Ospedale Villa Chiara, Casalecchio di Reno, Bologna |
Le mie prime esperienze di ricovero
all’ospedale in Italia, negli anni ’80, mi fecero scoprire una curiosa
abitudine degli italiani, quella di tenere in fondo al cassetto del comò della
biancheria intima, un (magico) sacchetto con tutto il necessario per un
imprevisto ricovero ospedaliero o addirittura, in alcune zone del sud d’Italia,
per una eventuale fatalità. Il sacchetto
conteneva tutti indumenti nuovi o perfettamente puliti: un paio di mutande, canottiera,
pigiama, vestaglia, un asciugamano, ciabattine, e qualche tovagliolo, di
preferenza ricamato a mano. Tutto ciò affinché nessuno si dovesse preoccupare di
queste inconvenienze in caso di un’urgenza, ma soprattutto perché ossessionati
di fare sempre e dovunque “la bella figura”.
Non è stato facile per me
straniera acquisire questa abitudine. Spesso ho preparato volenterosa il mio
“sacchetto magico”, l’ho sistemato in fondo al mio cassetto in mezzo alla
confusione che di solito regna fra la mia biancheria intima. Ma puntualmente,
dopo un po’, incominciavo a prendere da lì qualche capo, in genere le mutande
che mi ripromettevo di sostituire al più presto possibile; ma, nonostante la
promessa, piano piano svuotavo il sacchetto e tutti gli indumenti presto
diventavano di uso quotidiano. Dentro di me speravo sempre di non dovere andare
in ospedale.
E invece no, diverse
volte dovetti ricoverarmi, grazie a Dio per cose abbastanza leggere. Così ogni
volta mi vedevo nella necessità di comprare cose carine da portarmi dietro e non
fare “la brutta figura”.
Qualche mese fa ho saputo
la data per un mio intervento al ginocchio sinistro in una clinica in Emilia
Romagna, perciò ho avuto tutto il tempo necessario per preparare il borsone con
l’abbigliamento giusto.
La sera prima dell’evento
sono partita insieme a mio marito e abbiamo alloggiato in un bel bed&breakfast,
molto carino e pulito, nelle vicinanze dell’ospedale. La cosa che più mi è
piaciuta del posto è stato aver trovato sul tavolo della stanza insieme ad una
bottiglia d’acqua e due bicchieri una specie di pacchetto di libri di poesia e
filosofia, legati da un nastro di raso formando un bel fiocco azzurro; questa è
stata una piacevolissima sorpresa!
L’appuntamento la mattina
dopo era alle 6:30 a.m. per fare l’accettazione, analisi ed elettrocardiogramma.

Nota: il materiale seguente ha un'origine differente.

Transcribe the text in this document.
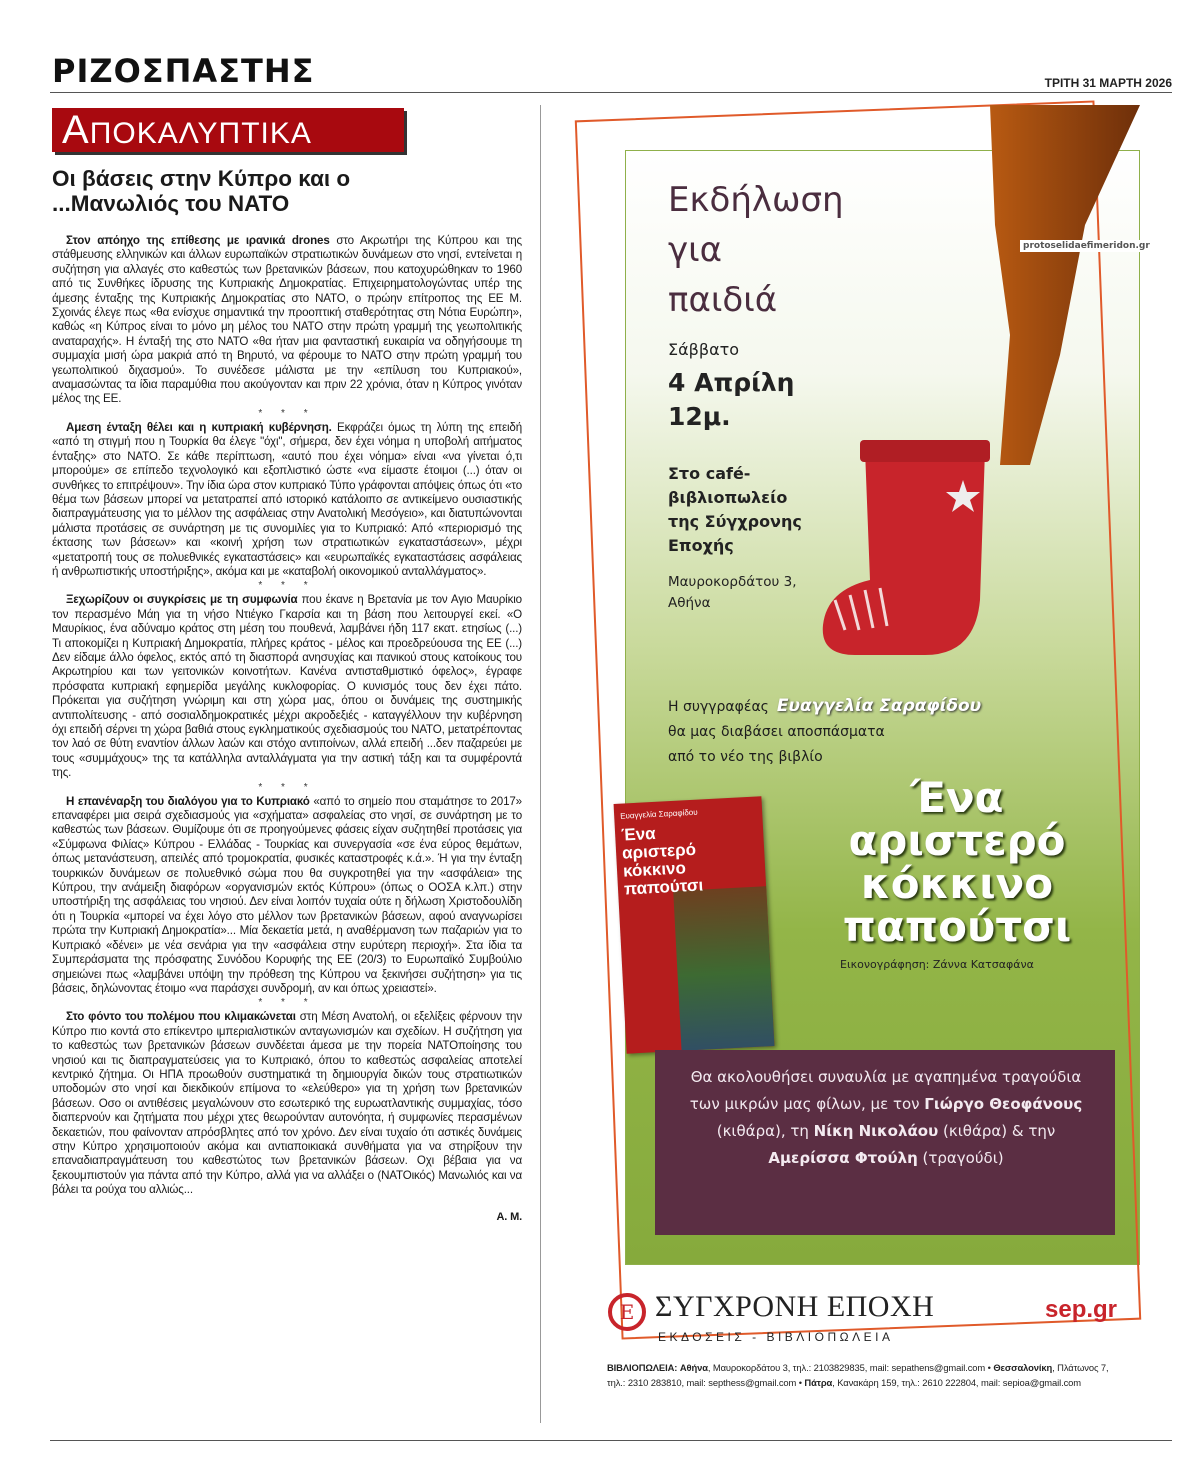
ΡΙΖΟΣΠΑΣΤΗΣ	ΤΡΙΤΗ 31 ΜΑΡΤΗ 2026
ΑΠΟΚΑΛΥΠΤΙΚΑ
Οι βάσεις στην Κύπρο και ο
...Μανωλιός του ΝΑΤΟ

Στον απόηχο της επίθεσης με ιρανικά drones στο Ακρωτήρι της Κύπρου και της στάθμευσης ελληνικών και άλλων ευρωπαϊκών στρατιωτικών δυνάμεων στο νησί, εντείνεται η συζήτηση για αλλαγές στο καθεστώς των βρετανικών βάσεων, που κατοχυρώθηκαν το 1960 από τις Συνθήκες ίδρυσης της Κυπριακής Δημοκρατίας. Επιχειρηματολογώντας υπέρ της άμεσης ένταξης της Κυπριακής Δημοκρατίας στο ΝΑΤΟ, ο πρώην επίτροπος της ΕΕ Μ. Σχοινάς έλεγε πως «θα ενίσχυε σημαντικά την προοπτική σταθερότητας στη Νότια Ευρώπη», καθώς «η Κύπρος είναι το μόνο μη μέλος του ΝΑΤΟ στην πρώτη γραμμή της γεωπολιτικής αναταραχής». Η ένταξή της στο ΝΑΤΟ «θα ήταν μια φανταστική ευκαιρία να οδηγήσουμε τη συμμαχία μισή ώρα μακριά από τη Βηρυτό, να φέρουμε το ΝΑΤΟ στην πρώτη γραμμή του γεωπολιτικού διχασμού». Το συνέδεσε μάλιστα με την «επίλυση του Κυπριακού», αναμασώντας τα ίδια παραμύθια που ακούγονταν και πριν 22 χρόνια, όταν η Κύπρος γινόταν μέλος της ΕΕ.

* * *

Αμεση ένταξη θέλει και η κυπριακή κυβέρνηση. Εκφράζει όμως τη λύπη της επειδή «από τη στιγμή που η Τουρκία θα έλεγε "όχι", σήμερα, δεν έχει νόημα η υποβολή αιτήματος ένταξης» στο ΝΑΤΟ. Σε κάθε περίπτωση, «αυτό που έχει νόημα» είναι «να γίνεται ό,τι μπορούμε» σε επίπεδο τεχνολογικό και εξοπλιστικό ώστε «να είμαστε έτοιμοι (...) όταν οι συνθήκες το επιτρέψουν». Την ίδια ώρα στον κυπριακό Τύπο γράφονται απόψεις όπως ότι «το θέμα των βάσεων μπορεί να μετατραπεί από ιστορικό κατάλοιπο σε αντικείμενο ουσιαστικής διαπραγμάτευσης για το μέλλον της ασφάλειας στην Ανατολική Μεσόγειο», και διατυπώνονται μάλιστα προτάσεις σε συνάρτηση με τις συνομιλίες για το Κυπριακό: Από «περιορισμό της έκτασης των βάσεων» και «κοινή χρήση των στρατιωτικών εγκαταστάσεων», μέχρι «μετατροπή τους σε πολυεθνικές εγκαταστάσεις» και «ευρωπαϊκές εγκαταστάσεις ασφάλειας ή ανθρωπιστικής υποστήριξης», ακόμα και με «καταβολή οικονομικού ανταλλάγματος».

* * *

Ξεχωρίζουν οι συγκρίσεις με τη συμφωνία που έκανε η Βρετανία με τον Αγιο Μαυρίκιο τον περασμένο Μάη για τη νήσο Ντιέγκο Γκαρσία και τη βάση που λειτουργεί εκεί. «Ο Μαυρίκιος, ένα αδύναμο κράτος στη μέση του πουθενά, λαμβάνει ήδη 117 εκατ. ετησίως (...) Τι αποκομίζει η Κυπριακή Δημοκρατία, πλήρες κράτος - μέλος και προεδρεύουσα της ΕΕ (...) Δεν είδαμε άλλο όφελος, εκτός από τη διασπορά ανησυχίας και πανικού στους κατοίκους του Ακρωτηρίου και των γειτονικών κοινοτήτων. Κανένα αντισταθμιστικό όφελος», έγραφε πρόσφατα κυπριακή εφημερίδα μεγάλης κυκλοφορίας. Ο κυνισμός τους δεν έχει πάτο. Πρόκειται για συζήτηση γνώριμη και στη χώρα μας, όπου οι δυνάμεις της συστημικής αντιπολίτευσης - από σοσιαλδημοκρατικές μέχρι ακροδεξιές - καταγγέλλουν την κυβέρνηση όχι επειδή σέρνει τη χώρα βαθιά στους εγκληματικούς σχεδιασμούς του ΝΑΤΟ, μετατρέποντας τον λαό σε θύτη εναντίον άλλων λαών και στόχο αντιποίνων, αλλά επειδή ...δεν παζαρεύει με τους «συμμάχους» της τα κατάλληλα ανταλλάγματα για την αστική τάξη και τα συμφέροντά της.

* * *

Η επανέναρξη του διαλόγου για το Κυπριακό «από το σημείο που σταμάτησε το 2017» επαναφέρει μια σειρά σχεδιασμούς για «σχήματα» ασφαλείας στο νησί, σε συνάρτηση με το καθεστώς των βάσεων. Θυμίζουμε ότι σε προηγούμενες φάσεις είχαν συζητηθεί προτάσεις για «Σύμφωνα Φιλίας» Κύπρου - Ελλάδας - Τουρκίας και συνεργασία «σε ένα εύρος θεμάτων, όπως μετανάστευση, απειλές από τρομοκρατία, φυσικές καταστροφές κ.ά.». Ή για την ένταξη τουρκικών δυνάμεων σε πολυεθνικό σώμα που θα συγκροτηθεί για την «ασφάλεια» της Κύπρου, την ανάμειξη διαφόρων «οργανισμών εκτός Κύπρου» (όπως ο ΟΟΣΑ κ.λπ.) στην υποστήριξη της ασφάλειας του νησιού. Δεν είναι λοιπόν τυχαία ούτε η δήλωση Χριστοδουλίδη ότι η Τουρκία «μπορεί να έχει λόγο στο μέλλον των βρετανικών βάσεων, αφού αναγνωρίσει πρώτα την Κυπριακή Δημοκρατία»... Μία δεκαετία μετά, η αναθέρμανση των παζαριών για το Κυπριακό «δένει» με νέα σενάρια για την «ασφάλεια στην ευρύτερη περιοχή». Στα ίδια τα Συμπεράσματα της πρόσφατης Συνόδου Κορυφής της ΕΕ (20/3) το Ευρωπαϊκό Συμβούλιο σημειώνει πως «λαμβάνει υπόψη την πρόθεση της Κύπρου να ξεκινήσει συζήτηση» για τις βάσεις, δηλώνοντας έτοιμο «να παράσχει συνδρομή, αν και όπως χρειαστεί».

* * *

Στο φόντο του πολέμου που κλιμακώνεται στη Μέση Ανατολή, οι εξελίξεις φέρνουν την Κύπρο πιο κοντά στο επίκεντρο ιμπεριαλιστικών ανταγωνισμών και σχεδίων. Η συζήτηση για το καθεστώς των βρετανικών βάσεων συνδέεται άμεσα με την πορεία ΝΑΤΟποίησης του νησιού και τις διαπραγματεύσεις για το Κυπριακό, όπου το καθεστώς ασφαλείας αποτελεί κεντρικό ζήτημα. Οι ΗΠΑ προωθούν συστηματικά τη δημιουργία δικών τους στρατιωτικών υποδομών στο νησί και διεκδικούν επίμονα το «ελεύθερο» για τη χρήση των βρετανικών βάσεων. Οσο οι αντιθέσεις μεγαλώνουν στο εσωτερικό της ευρωατλαντικής συμμαχίας, τόσο διαπερνούν και ζητήματα που μέχρι χτες θεωρούνταν αυτονόητα, ή συμφωνίες περασμένων δεκαετιών, που φαίνονταν απρόσβλητες από τον χρόνο. Δεν είναι τυχαίο ότι αστικές δυνάμεις στην Κύπρο χρησιμοποιούν ακόμα και αντιαποικιακά συνθήματα για να στηρίξουν την επαναδιαπραγμάτευση του καθεστώτος των βρετανικών βάσεων. Οχι βέβαια για να ξεκουμπιστούν για πάντα από την Κύπρο, αλλά για να αλλάξει ο (ΝΑΤΟικός) Μανωλιός και να βάλει τα ρούχα του αλλιώς...

Α. Μ.

protoselidaefimeridon.gr
Εκδήλωση
για
παιδιά
Σάββατο
4 Απρίλη
12μ.
Στο café-
βιβλιοπωλείο
της Σύγχρονης
Εποχής
Μαυροκορδάτου 3,
Αθήνα
Η συγγραφέας Ευαγγελία Σαραφίδου
θα μας διαβάσει αποσπάσματα
από το νέο της βιβλίο
Ευαγγελία Σαραφίδου
Ένα
αριστερό
κόκκινο
παπούτσι
Ένα
αριστερό
κόκκινο
παπούτσι
Εικονογράφηση: Ζάννα Κατσαφάνα
Θα ακολουθήσει συναυλία με αγαπημένα τραγούδια των μικρών μας φίλων, με τον Γιώργο Θεοφάνους (κιθάρα), τη Νίκη Νικολάου (κιθάρα) & την Αμερίσσα Φτούλη (τραγούδι)
Ε ΣΥΓΧΡΟΝΗ ΕΠΟΧΗ
ΕΚΔΟΣΕΙΣ - ΒΙΒΛΙΟΠΩΛΕΙΑ
sep.gr
ΒΙΒΛΙΟΠΩΛΕΙΑ: Αθήνα, Μαυροκορδάτου 3, τηλ.: 2103829835, mail: sepathens@gmail.com • Θεσσαλονίκη, Πλάτωνος 7, τηλ.: 2310 283810, mail: septhess@gmail.com • Πάτρα, Κανακάρη 159, τηλ.: 2610 222804, mail: sepioa@gmail.com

Eravamo una ventina di persone, alcune del posto, altre di Prato e io da
Firenze. Come prima cosa sono entrata nell’ufficio di un chirurgo ortopedico
collega del mio dottore, che vuole il caso fosse molto claudicante della sua
gamba destra, mi sono seduta e sono iniziate le domande. Mi ha chiesto: Lei
deve essere sottoposta ad un intervento di artroscopia al ginocchio destro? No!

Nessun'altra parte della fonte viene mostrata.